Human cathelicidin LL-37's interaction with β-amyloid shifts from protective to neurotoxic in Alzheimer's disease pathogenesis

Alzheimer's disease (AD) is primarily characterized by the aggregation of β-amyloid (Aβ) peptides and chronic neuroinflammation. While Aβ is a central pathological hallmark, it also possesses physiological functions as an evolutionary conserved antimicrobial peptide (AMP), contributing to innate immune defense. The complex interplay between innate immunity, Aβ, and other host defense peptides like human cathelicidin LL-37 in AD pathogenesis remains a critical area of research. Understanding how these peptides transition from protective roles to drivers of pathology is essential, as current AD therapies often focus solely on Aβ clearance, potentially overlooking its beneficial immune functions and the broader immune dysregulation involved.

This comprehensive review synthesizes current understanding of the physiological and pathological interactions between β-amyloid (Aβ) and human cathelicidin LL-37. Researchers analyzed existing literature to explore their dual roles as antimicrobial peptides (AMPs), their modulation of Aβ aggregation, and their contributions to neuroinflammation in the context of Alzheimer's disease (AD). The paper specifically examines how these host defense peptides, while protective under normal physiological conditions, can become detrimental during chronic infection or immune dysregulation, ultimately driving AD pathology.

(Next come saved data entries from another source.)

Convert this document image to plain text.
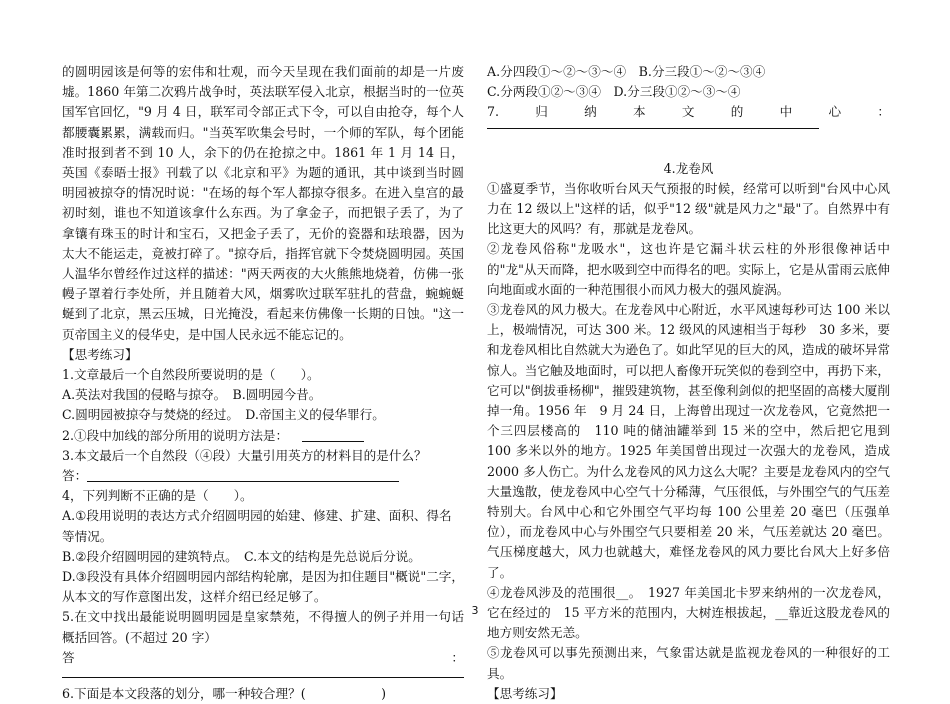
的圆明园该是何等的宏伟和壮观，而今天呈现在我们面前的却是一片废墟。1860 年第二次鸦片战争时，英法联军侵入北京，根据当时的一位英国军官回忆，"9 月 4 日，联军司令部正式下令，可以自由抢夺，每个人都腰囊累累，满载而归。"当英军吹集会号时，一个师的军队，每个团能准时报到者不到 10 人，余下的仍在抢掠之中。1861 年 1 月 14 日，英国《泰晤士报》刊载了以《北京和平》为题的通讯，其中谈到当时圆明园被掠夺的情况时说："在场的每个军人都掠夺很多。在进入皇宫的最初时刻，谁也不知道该拿什么东西。为了拿金子，而把银子丢了，为了拿镶有珠玉的时计和宝石，又把金子丢了，无价的瓷器和珐琅器，因为太大不能运走，竟被打碎了。"掠夺后，指挥官就下令焚烧圆明园。英国人温华尔曾经作过这样的描述："两天两夜的大火熊熊地烧着，仿佛一张幔子罩着行李处所，并且随着大风，烟雾吹过联军驻扎的营盘，蜿蜿蜒蜒到了北京，黑云压城，日光掩没，看起来仿佛像一长期的日蚀。"这一页帝国主义的侵华史，是中国人民永远不能忘记的。

【思考练习】
1.文章最后一个自然段所要说明的是（　　）。
A.英法对我国的侵略与掠夺。　B.圆明园今昔。
C.圆明园被掠夺与焚烧的经过。　D.帝国主义的侵华罪行。
2.①段中加线的部分所用的说明方法是：
3.本文最后一个自然段（④段）大量引用英方的材料目的是什么？
答：
4，下列判断不正确的是（　　）。
A.①段用说明的表达方式介绍圆明园的始建、修建、扩建、面积、得名等情况。
B.②段介绍圆明园的建筑特点。　C.本文的结构是先总说后分说。

D.③段没有具体介绍圆明园内部结构轮廓，是因为扣住题目"概说"二字，从本文的写作意图出发，这样介绍已经足够了。

5.在文中找出最能说明圆明园是皇家禁苑，不得擅人的例子并用一句话概括回答。(不超过 20 字）

答	：
6.下面是本文段落的划分，哪一种较合理？(　　　　　　)
A.分四段①～②～③～④　B.分三段①～②～③④
C.分两段①②～③④　D.分三段①②～③～④
7.	归	纳	本	文	的	中	心	：
4.龙卷风

①盛夏季节，当你收听台风天气预报的时候，经常可以听到"台风中心风力在 12 级以上"这样的话，似乎"12 级"就是风力之"最"了。自然界中有比这更大的风吗？有，那就是龙卷风。

②龙卷风俗称"龙吸水"，这也许是它漏斗状云柱的外形很像神话中的"龙"从天而降，把水吸到空中而得名的吧。实际上，它是从雷雨云底伸向地面或水面的一种范围很小而风力极大的强风旋涡。

③龙卷风的风力极大。在龙卷风中心附近，水平风速每秒可达 100 米以上，极端情况，可达 300 米。12 级风的风速相当于每秒　30 多米，要和龙卷风相比自然就大为逊色了。如此罕见的巨大的风，造成的破坏异常惊人。当它触及地面时，可以把人畜像开玩笑似的卷到空中，再扔下来，它可以"倒拔垂杨柳"，摧毁建筑物，甚至像利剑似的把坚固的高楼大厦削掉一角。1956 年　9 月 24 日，上海曾出现过一次龙卷风，它竟然把一个三四层楼高的　110 吨的储油罐举到 15 米的空中，然后把它甩到 100 多米以外的地方。1925 年美国曾出现过一次强大的龙卷风，造成 2000 多人伤亡。为什么龙卷风的风力这么大呢？主要是龙卷风内的空气大量逸散，使龙卷风中心空气十分稀薄，气压很低，与外围空气的气压差特别大。台风中心和它外围空气平均每 100 公里差 20 毫巴（压强单位），而龙卷风中心与外围空气只要相差 20 米，气压差就达 20 毫巴。气压梯度越大，风力也就越大，难怪龙卷风的风力要比台风大上好多倍了。

④龙卷风涉及的范围很__。　1927 年美国北卡罗来纳州的一次龙卷风，它在经过的　15 平方米的范围内，大树连根拔起，__靠近这股龙卷风的地方则安然无恙。

⑤龙卷风可以事先预测出来，气象雷达就是监视龙卷风的一种很好的工具。

【思考练习】
3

It details their shared mechanisms in pathogen killing, high-affinity binding to bacterial lipopolysaccharides (LPSs) and membrane receptors, and the activation of microglia leading to the release of inflammatory cytokines such as TNF-α and IL-6.

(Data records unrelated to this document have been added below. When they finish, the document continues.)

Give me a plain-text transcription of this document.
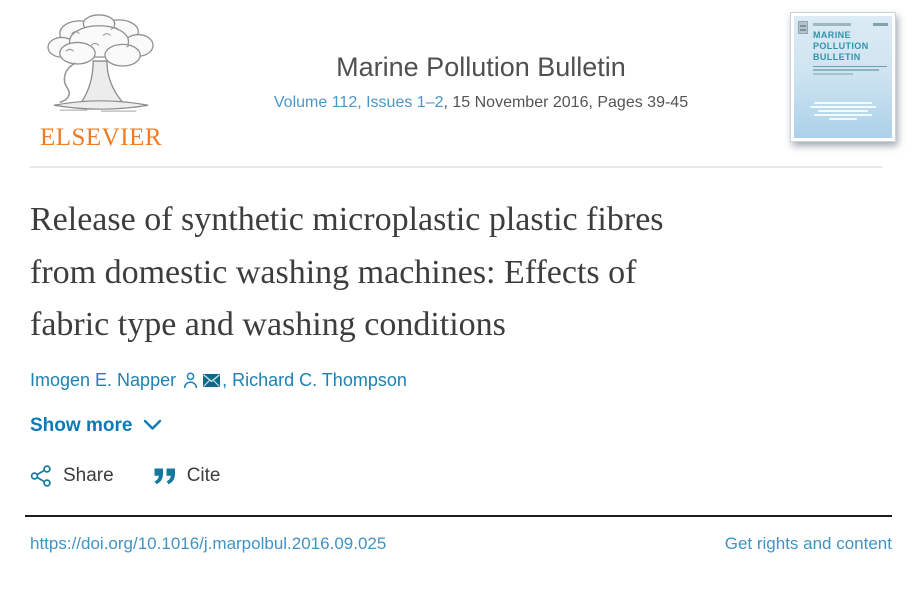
ELSEVIER
Marine Pollution Bulletin
Volume 112, Issues 1–2, 15 November 2016, Pages 39-45
MARINE POLLUTION BULLETIN
Release of synthetic microplastic plastic fibres
from domestic washing machines: Effects of
fabric type and washing conditions
Imogen E. Napper	, Richard C. Thompson
Show more
Share	Cite
https://doi.org/10.1016/j.marpolbul.2016.09.025	Get rights and content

β-amyloid (Aβ), despite its central role in Alzheimer's disease (AD), functions physiologically as an evolutionary conserved antimicrobial peptide (AMP), actively contributing to innate immune defense against pathogens. Human cathelicidin LL-37, another significant AMP, is found to be upregulated in the brain and directly binds to Aβ, thereby modulating its aggregation state. Both Aβ and LL-37 demonstrate high affinity for bacterial lipopolysaccharides (LPSs) and various membrane receptors, exhibiting direct antimicrobial activity against pathogens. This review highlights a critical contextual shift:

Under physiological conditions, both Aβ and LL-37 are protective, but their interaction becomes toxic during chronic infection or immune dysregulation, significantly contributing to AD pathology. Furthermore, LL-37, much like Aβ, can induce neuroinflammation by stimulating human microglia to release key inflammatory cytokines, specifically TNF-α and IL-6. This prolonged neuroinflammatory response, while initially protective against pathogens, ultimately drives the pathological processes underlying AD and other neurodegenerative disorders.